Partner Visa Schedule 3 Policy Changes

October 23, 2021 - Unreported Cases

This case involved a decision on a refused Partner visa application. The applicant applied for the visa on the basis of their relationship with his sponsor who is an Australian citizen. The delegate refused to grant the visa due to the fact that they were not satisfied on the evidence provided that the applicant and sponsor were in a spousal relationship. The applicant applied for a review of the decision to the Migration Review Tribunal.

Immigration Solutions Lawyers (‘ISL’) provided a detailed submission on behalf of the applicant with further evidence that provided a background to the application and an explanation of the applicant’s experiences with his previous migration agent who failed to advise him of the evidentiary requirements relevant to his application and who also failed to inform him about the Department’s requests for further information. ISL provided more evidence concerning the applicant’s financial, commitment, social and household aspects of the relationship at time of the application. The submission also argued that there were compelling reasons for not applying the Schedule 3 criteria.

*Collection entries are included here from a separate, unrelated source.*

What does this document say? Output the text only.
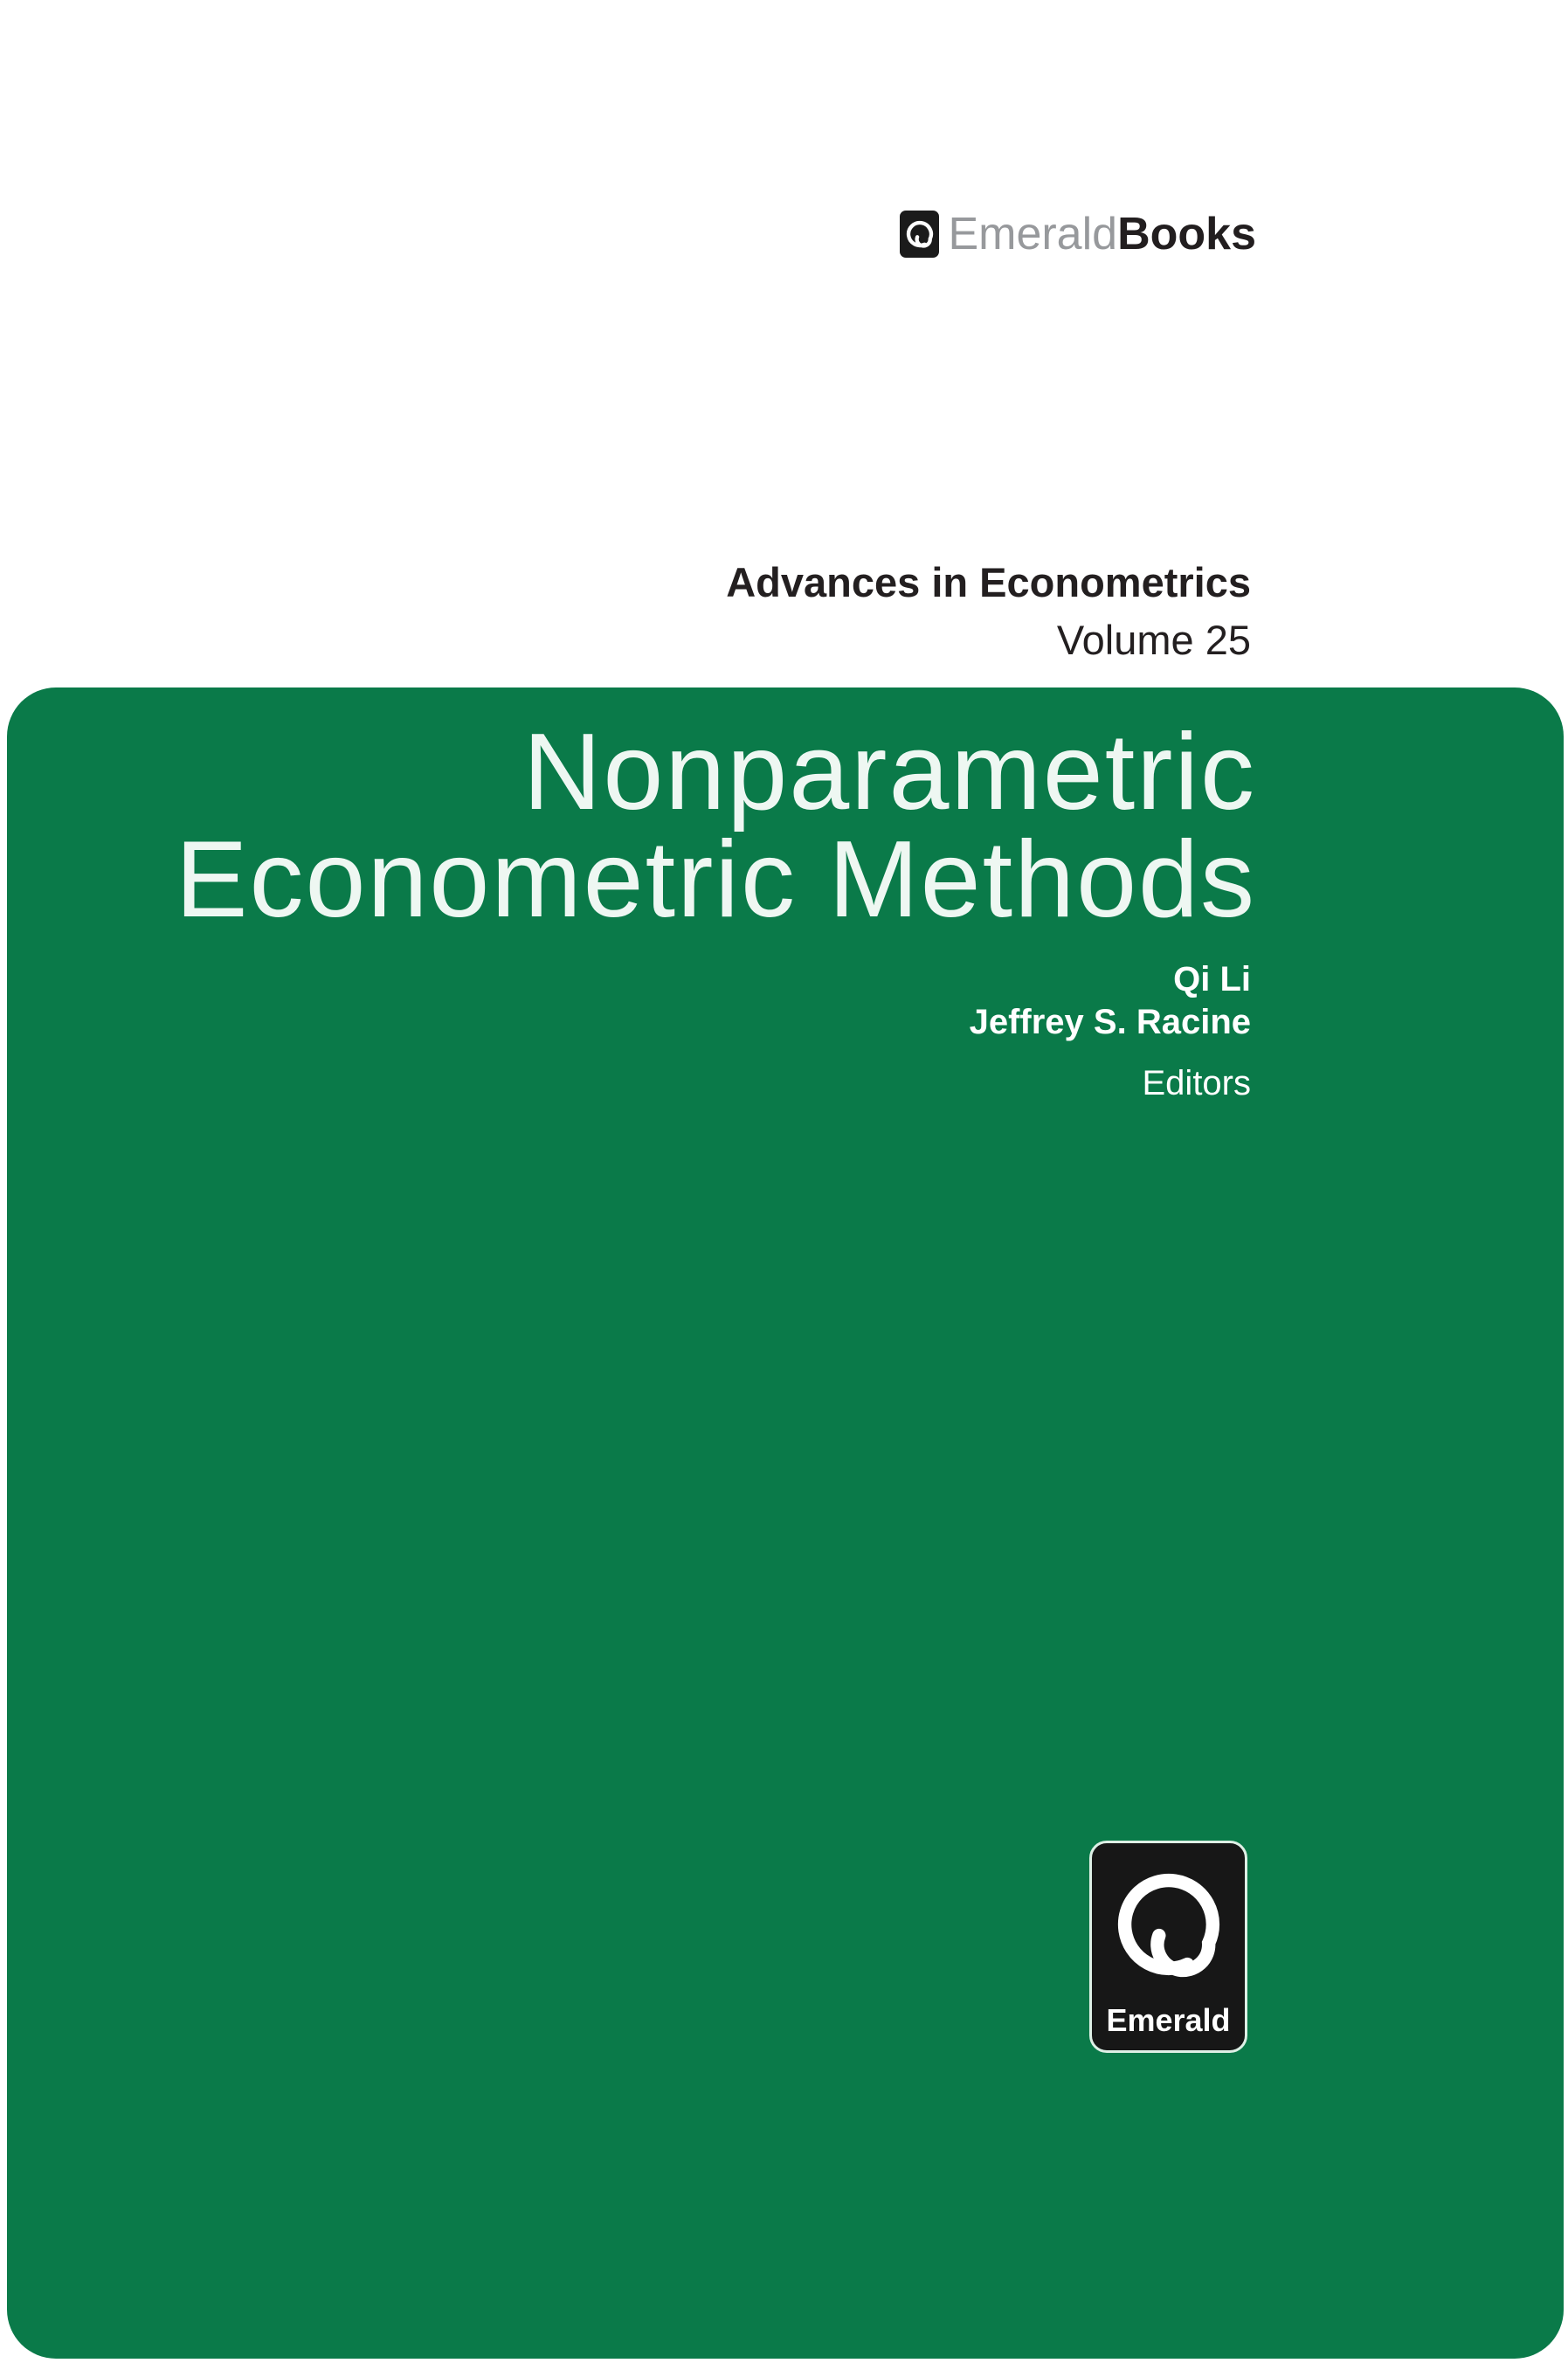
EmeraldBooks
Advances in Econometrics
Volume 25
Nonparametric
Econometric Methods
Qi Li
Jeffrey S. Racine
Editors
Emerald
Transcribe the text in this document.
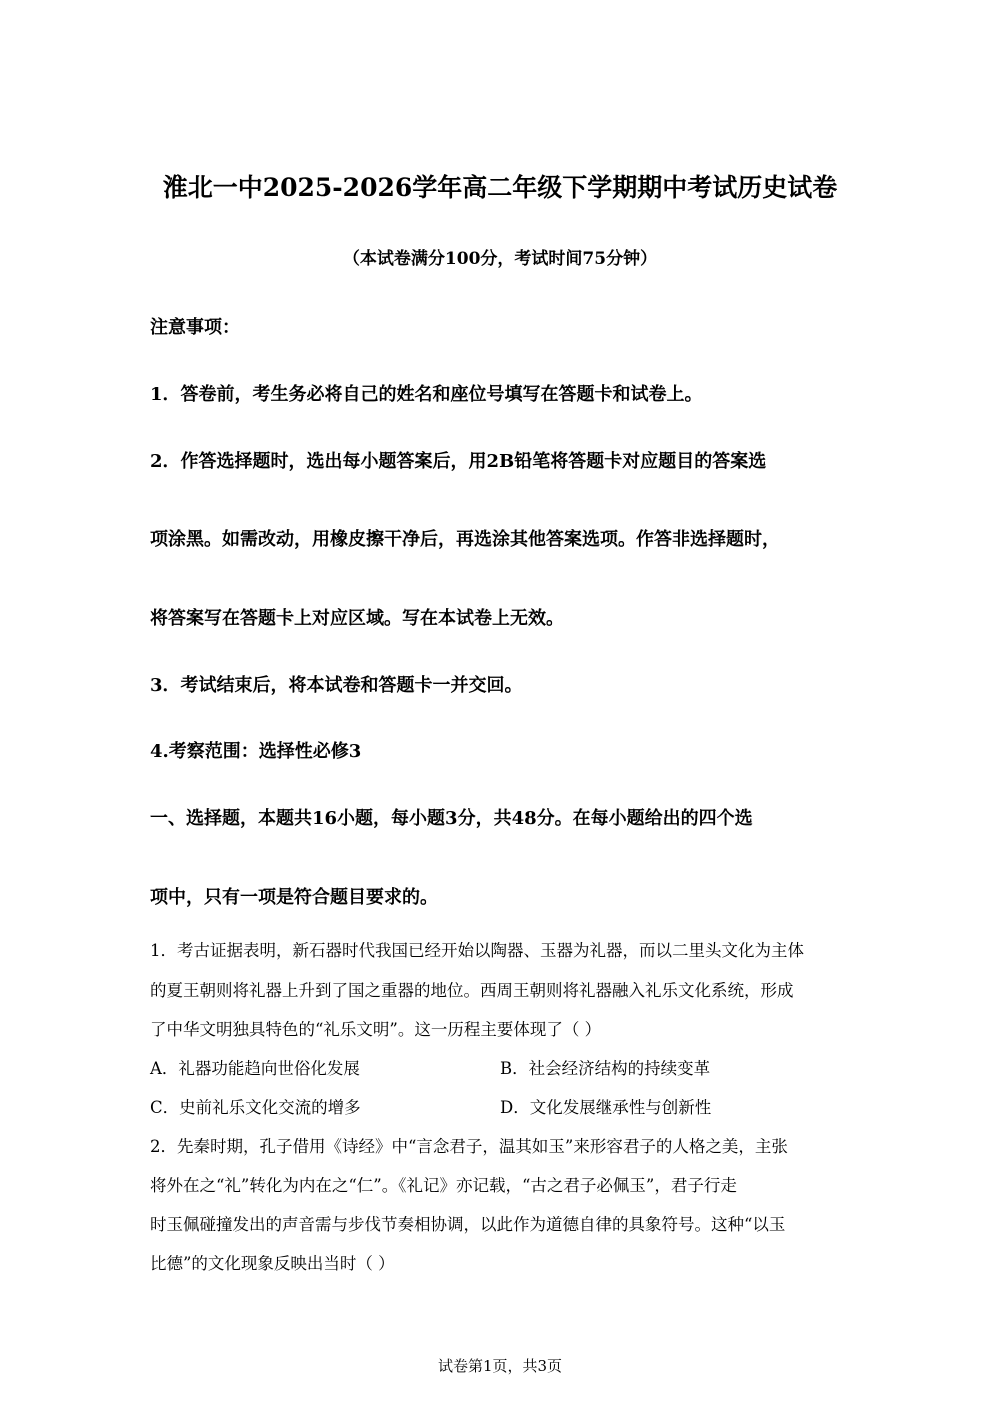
淮北一中2025-2026学年高二年级下学期期中考试历史试卷
（本试卷满分100分，考试时间75分钟）
注意事项：
1．答卷前，考生务必将自己的姓名和座位号填写在答题卡和试卷上。
2．作答选择题时，选出每小题答案后，用2B铅笔将答题卡对应题目的答案选
项涂黑。如需改动，用橡皮擦干净后，再选涂其他答案选项。作答非选择题时，
将答案写在答题卡上对应区域。写在本试卷上无效。
3．考试结束后，将本试卷和答题卡一并交回。
4.考察范围：选择性必修3
一、选择题，本题共16小题，每小题3分，共48分。在每小题给出的四个选
项中，只有一项是符合题目要求的。
1．考古证据表明，新石器时代我国已经开始以陶器、玉器为礼器，而以二里头文化为主体
的夏王朝则将礼器上升到了国之重器的地位。西周王朝则将礼器融入礼乐文化系统，形成
了中华文明独具特色的“礼乐文明”。这一历程主要体现了（ ）
A．礼器功能趋向世俗化发展	B．社会经济结构的持续变革
C．史前礼乐文化交流的增多	D．文化发展继承性与创新性
2．先秦时期，孔子借用《诗经》中“言念君子，温其如玉”来形容君子的人格之美，主张
将外在之“礼”转化为内在之“仁”。《礼记》亦记载，“古之君子必佩玉”，君子行走
时玉佩碰撞发出的声音需与步伐节奏相协调，以此作为道德自律的具象符号。这种“以玉
比德”的文化现象反映出当时（ ）
试卷第1页，共3页
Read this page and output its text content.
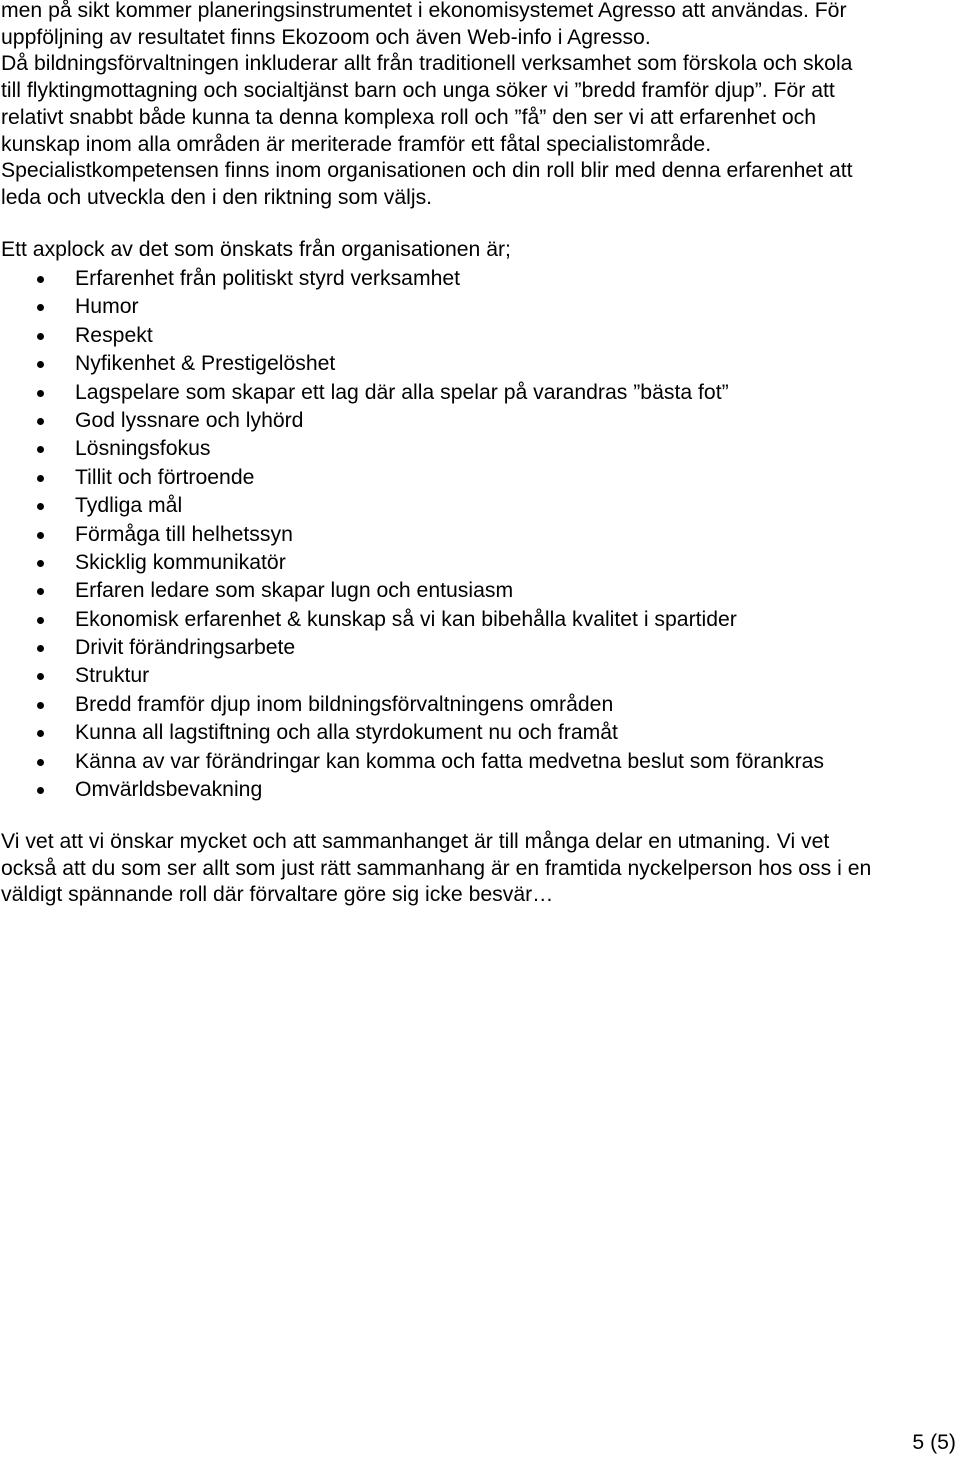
men på sikt kommer planeringsinstrumentet i ekonomisystemet Agresso att användas. För
uppföljning av resultatet finns Ekozoom och även Web-info i Agresso.
Då bildningsförvaltningen inkluderar allt från traditionell verksamhet som förskola och skola
till flyktingmottagning och socialtjänst barn och unga söker vi ”bredd framför djup”. För att
relativt snabbt både kunna ta denna komplexa roll och ”få” den ser vi att erfarenhet och
kunskap inom alla områden är meriterade framför ett fåtal specialistområde.
Specialistkompetensen finns inom organisationen och din roll blir med denna erfarenhet att
leda och utveckla den i den riktning som väljs.

Ett axplock av det som önskats från organisationen är;

Erfarenhet från politiskt styrd verksamhet
Humor
Respekt
Nyfikenhet & Prestigelöshet
Lagspelare som skapar ett lag där alla spelar på varandras ”bästa fot”
God lyssnare och lyhörd
Lösningsfokus
Tillit och förtroende
Tydliga mål
Förmåga till helhetssyn
Skicklig kommunikatör
Erfaren ledare som skapar lugn och entusiasm
Ekonomisk erfarenhet & kunskap så vi kan bibehålla kvalitet i spartider
Drivit förändringsarbete
Struktur
Bredd framför djup inom bildningsförvaltningens områden
Kunna all lagstiftning och alla styrdokument nu och framåt
Känna av var förändringar kan komma och fatta medvetna beslut som förankras
Omvärldsbevakning

Vi vet att vi önskar mycket och att sammanhanget är till många delar en utmaning. Vi vet
också att du som ser allt som just rätt sammanhang är en framtida nyckelperson hos oss i en
väldigt spännande roll där förvaltare göre sig icke besvär…

5 (5)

The issue in the present case was whether the applicant and sponsor were in a spousal relationship at the time of the application and at the time of the decision, and additionally, whether there were compelling reasons not to apply the Schedule 3 criteria. Having regard to the totality of the evidence before it, the Tribunal decided that the applicant and sponsor were genuine spouses. However, its decision in relation to whether the Schedule 3 requirements could be waived was more complex. This was because, as the Tribunal noted, it had to be mindful of the revised policy guidance issued on the 1st of July 2014. However, the Tribunal emphasised that Department policy is not binding on the Tribunal and that the Tribunal is not limited to only consider the circumstances identified in the policy but rather is obliged to consider all the circumstances of the case. This includes any matters put forward by an applicant and involves the Tribunal making a determination on the evidence as a whole as to whether there are compelling reasons.

Prior to the policy changes, ISL had submitted a number of compelling circumstances for the Tribunal to consider; the long standing nature of the parties’ relationship, significant emotional hardship on the sponsor as a result of her reliance on the applicant for emotional support as she had no other close family members in Australia, the applicant and sponsor had been seeking to have a baby for the past few years and were exploring fertility issues, emotional hardship and risk of physical harm to the applicant if he were forced to separate from the sponsor and return to his home-country, financial hardship on the applicant and sponsor if forced to return, and security issues for both the applicant and sponsor if required to return to the applicant’s home country.

The Tribunal accepted the list of compelling circumstances, was satisfied that they were compelling reasons and as such waived the Schedule 3 criteria. The Tribunal then decided to remit the application to the Department of Immigration and Border Protection.